Qu’aimez-vous faire pour vous détendre après une journée de travail ?

Dans la plupart des cas, je lis des journaux, des magazines ou des livres – généralement de la littérature spécialisée, des catalogues et des recherches scientifiques, plutôt que des romans. Numérique et analogique. Ou je navigue sur Internet à la recherche de choses intéressantes. Je regarde aussi des films, le plus souvent sur un projecteur ou au cinéma. Bien sûr, je vais aussi aux vernissages, aux expositions et aux festivals. Mais la lecture est la meilleure antithèse à mon travail épuisant en studio.

Quel est votre aspect préféré du processus de création ?

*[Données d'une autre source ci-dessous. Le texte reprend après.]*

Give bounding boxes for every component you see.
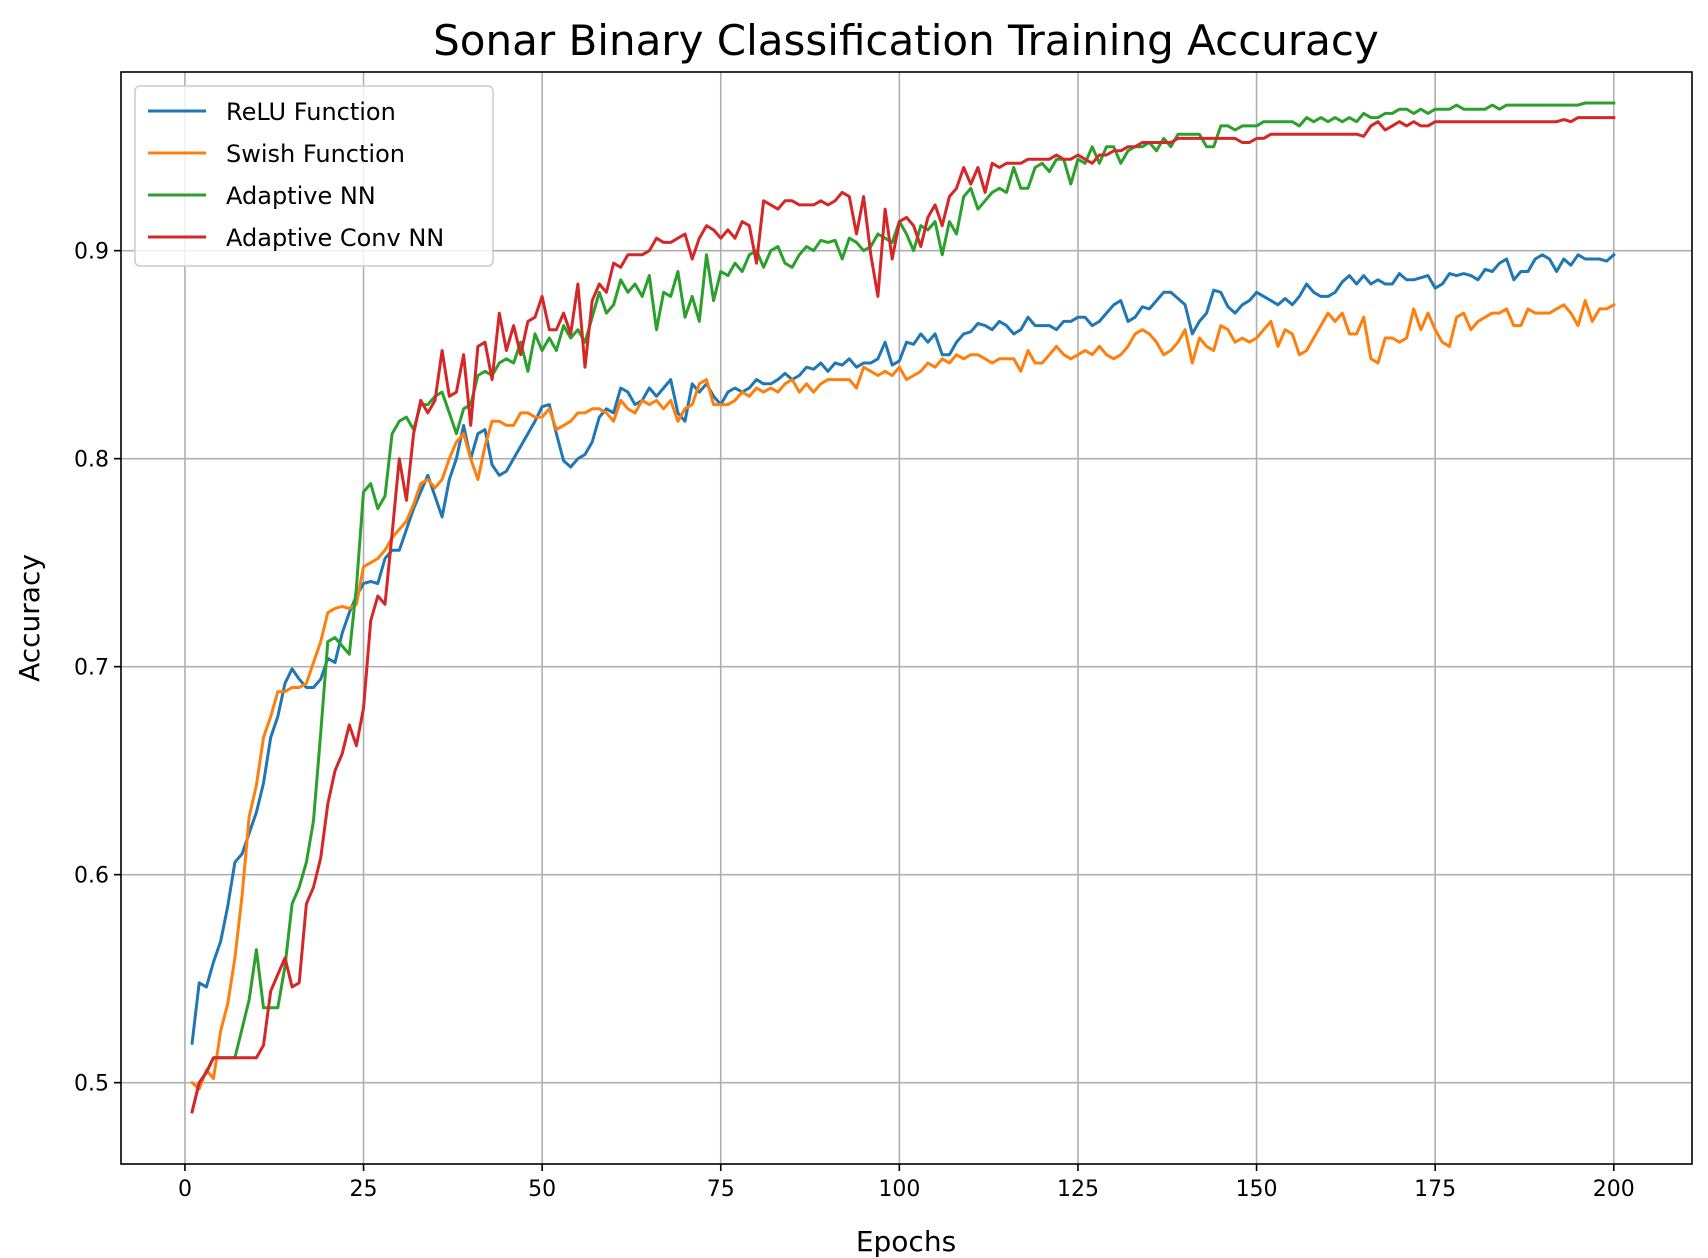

Le point le plus excitant change souvent d’une œuvre à l’autre. Pour les dessins que je réalise sur une tablette, je trouve excitant de pouvoir les faire n’importe où : dans le train, dans la salle d’attente chez le dentiste, dans l’avion. Je peux emporter l’outil avec moi presque partout, et parfois j’ai juste besoin d’un peu d’électricité. La partie la plus épuisante des peintures au pochoir – tant sur le plan physique que psychologique – est sans aucun doute la découpe des pochoirs. Le processus d’application de la peinture est la partie la plus positive du travail, car il est excitant de voir l’ensemble de l’image prendre forme.

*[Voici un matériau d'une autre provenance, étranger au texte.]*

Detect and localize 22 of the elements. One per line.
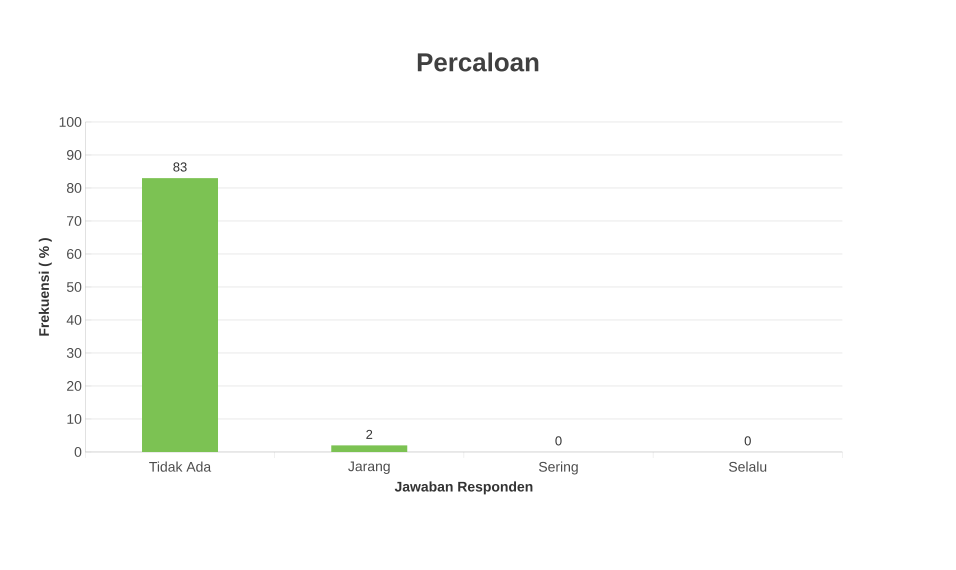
y-tick-label: 100 <box>60 117 82 127</box>
y-tick-label: 80 <box>66 183 82 193</box>
y-tick-label: 10 <box>67 414 82 424</box>
y-tick-label: 50 <box>66 282 82 292</box>
y-tick-label: 60 <box>67 249 82 259</box>
data-label: 0 <box>555 436 562 446</box>
y-tick-label: 70 <box>67 216 82 226</box>
y-axis-title: Frekuensi ( % ) <box>38 238 52 336</box>
data-label: 0 <box>744 436 751 446</box>
y-tick-label: 20 <box>67 381 82 391</box>
x-tick-label: Selalu <box>729 462 766 472</box>
x-tick-label: Tidak Ada <box>149 462 212 472</box>
x-tick-label: Jarang <box>348 462 390 474</box>
y-tick-label: 0 <box>74 447 82 457</box>
data-label: 2 <box>366 430 372 439</box>
y-tick-label: 90 <box>67 150 82 160</box>
y-tick-label: 30 <box>66 348 82 358</box>
data-label: 83 <box>173 162 187 172</box>
y-tick-label: 40 <box>66 315 82 325</box>
x-tick-label: Sering <box>538 462 578 474</box>
x-axis-title: Jawaban Responden <box>394 481 532 494</box>
chart-title: Percaloan <box>418 52 538 72</box>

Avec les installations, j’apprécie le moment où tout est techniquement mis en œuvre mais où il n’y a pas encore de public ; j’aime m’asseoir moi-même dans l’installation et prendre le temps d’apprécier l’effet qu’elle a sur moi. Les différents processus sont incroyablement diversifiés, ce qui les rend agités, peu sûrs, déroutants… mais ils offrent aussi tous un beau défi.

Stefan Reiss, O.T. 197 (2011)
Stefan Reiss, O.T. 197 (2011), Litographie sur papier sous verre, 28x35cm.

Quels sont vos artistes préférés ou vos influences artistiques ?

Il y a toujours eu des artistes qui m’ont fait une impression durable. Tout d’abord, je dois reconnaître Roman Signer, un artiste que j’ai rencontré pendant mes études par l’intermédiaire d’un camarade. Certains d’entre nous sont allés voir « Signer’s Suitcase », un documentaire de Peter Liechti sur l’artiste. L’humour, la complexité de l’œuvre, la légèreté, la recherche avec la matière, la texture et la physicalité, mais aussi la poésie de chaque œuvre sont extraordinaires.

Le deuxième artiste qui m’a influencé est Blinky Palermo. Il y a quelques années, j’ai pu voir l’une de ses rares expositions d’envergure, avec ses images de grand format en champ de couleur réalisées en tissu. Il y a peu d’artistes aujourd’hui qui ont été capables de réunir la couleur, la matière, la surface et l’espace d’une manière aussi radicale que lui.

Les œuvres de François Morellet m’accompagnent également depuis un certain temps. Le rapprochement de la sculpture, de la peinture et de la lumière constitue une préoccupation majeure de son travail, et je trouve ses installations avec des tubes de néon particulièrement remarquables.

Enfin, et surtout, je voudrais mentionner Peter Buggenhout. J’ai découvert ses œuvres via « ABC – Art Berlin Contemporary ». Au bout du hall d’exposition, il y avait trois énormes présentoirs avec trois sculptures gris foncé. L’œuvre de Buggenhout comprend une multitude de sculptures passionnantes, qui révèlent toutes un incroyable sens de la matière. Chacune de ces sculptures raconte une petite histoire singulière, chacune avec une vivacité spécifique.